Visual content gets 90% more views and is 40% more shared on social media. Good images have a huge impact on social engagement. Hubspot pays close attention to the science of visuals, contributing their own research and guides on the topic.

Hubspot often gives away the stock photos and creates dynamic social imagery. It makes good use of the cover image sections of the several social sites in which they’re active. A variety of associated visual imagery is rolled out, including cover images, with each new campaign launch.

Keeping it simple

B2B and B2C marketing are often thought of as being pretty mismatched. B2B marketers feel that they do not have room to match the creativity of their consumer-facing colleagues. But the lines between the two are blurring, for example blogs from B2B software providers – speak directly to the one or two people in a company who might use their product, ignoring the rest.

The reason these companies are successful is simple: you never really sell to a business, always to the people who make it up. That’s why you should always build personal rapport initially. That’s why creativity and emotional appeal in B2B marketing can bring great outcomes.

Emotional connections

B2B brands are now concentrating on making it easy brands by story telling. When stories feel timely and applicable to our own lives, we get revolved in even more so and are bound to share the content on the social media

Mesmerizing content merged with social media leads to brand engagement and loyalty. Whether it’s a global campaign to launch ads like Vicks’s “touch of care” or Ariel’s “Share the load”, it’s isn’t about selling products.Furthermore it’s about demonstrating brand value. Google isn’t a search engine. Google is a digital toolset that breaks down time, space, and knowledge barricades to allow meaningful connections and personal growth.

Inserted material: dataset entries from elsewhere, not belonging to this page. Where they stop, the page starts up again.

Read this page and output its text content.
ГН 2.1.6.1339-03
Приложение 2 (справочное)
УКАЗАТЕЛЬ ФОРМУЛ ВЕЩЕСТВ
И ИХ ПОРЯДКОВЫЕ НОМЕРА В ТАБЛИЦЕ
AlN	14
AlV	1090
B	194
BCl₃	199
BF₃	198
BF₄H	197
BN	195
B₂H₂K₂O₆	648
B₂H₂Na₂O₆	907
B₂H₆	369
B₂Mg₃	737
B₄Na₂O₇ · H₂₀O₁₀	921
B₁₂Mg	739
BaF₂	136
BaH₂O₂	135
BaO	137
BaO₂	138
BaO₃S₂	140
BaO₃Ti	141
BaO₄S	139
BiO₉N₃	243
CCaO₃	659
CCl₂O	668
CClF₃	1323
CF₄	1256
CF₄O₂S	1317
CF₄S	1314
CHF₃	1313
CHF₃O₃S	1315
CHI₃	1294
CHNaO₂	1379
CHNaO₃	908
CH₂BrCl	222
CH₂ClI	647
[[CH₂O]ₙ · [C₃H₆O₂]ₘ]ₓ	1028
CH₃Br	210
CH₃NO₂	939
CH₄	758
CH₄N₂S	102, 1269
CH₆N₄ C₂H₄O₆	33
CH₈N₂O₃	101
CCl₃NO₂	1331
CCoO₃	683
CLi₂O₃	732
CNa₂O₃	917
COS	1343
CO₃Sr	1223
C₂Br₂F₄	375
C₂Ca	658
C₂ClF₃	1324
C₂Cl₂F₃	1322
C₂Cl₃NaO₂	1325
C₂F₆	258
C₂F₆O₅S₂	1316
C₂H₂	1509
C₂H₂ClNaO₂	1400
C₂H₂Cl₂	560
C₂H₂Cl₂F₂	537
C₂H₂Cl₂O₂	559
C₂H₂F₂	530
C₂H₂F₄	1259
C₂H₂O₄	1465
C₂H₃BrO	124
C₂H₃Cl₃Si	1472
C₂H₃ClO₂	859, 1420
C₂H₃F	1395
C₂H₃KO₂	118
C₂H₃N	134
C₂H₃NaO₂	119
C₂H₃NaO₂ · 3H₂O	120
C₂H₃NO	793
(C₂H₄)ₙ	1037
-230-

Similarly business decision makers have a bigger personal and professional stake in the decision to purchase. Over recent years as financial resources have gotten more constrained.The stakes have been raised to assure senior management that investment in a new technology or implementing a new campaign is worth the time and resources it demands. Likewise emotional stakes are higher and in turn, emotional connections with B2B brands are in fact greater than B2C brands.


Ultimately, the line isn’t blurring but software in B2B is becoming inclined by B2C products and companies are getting better at making their software user friendly. Bottom line, people want to do business with people and not organizations. B2B firms that get that and can ditch the technical sales jargon stand a much greater chance of creating an emotional connection with potential customers.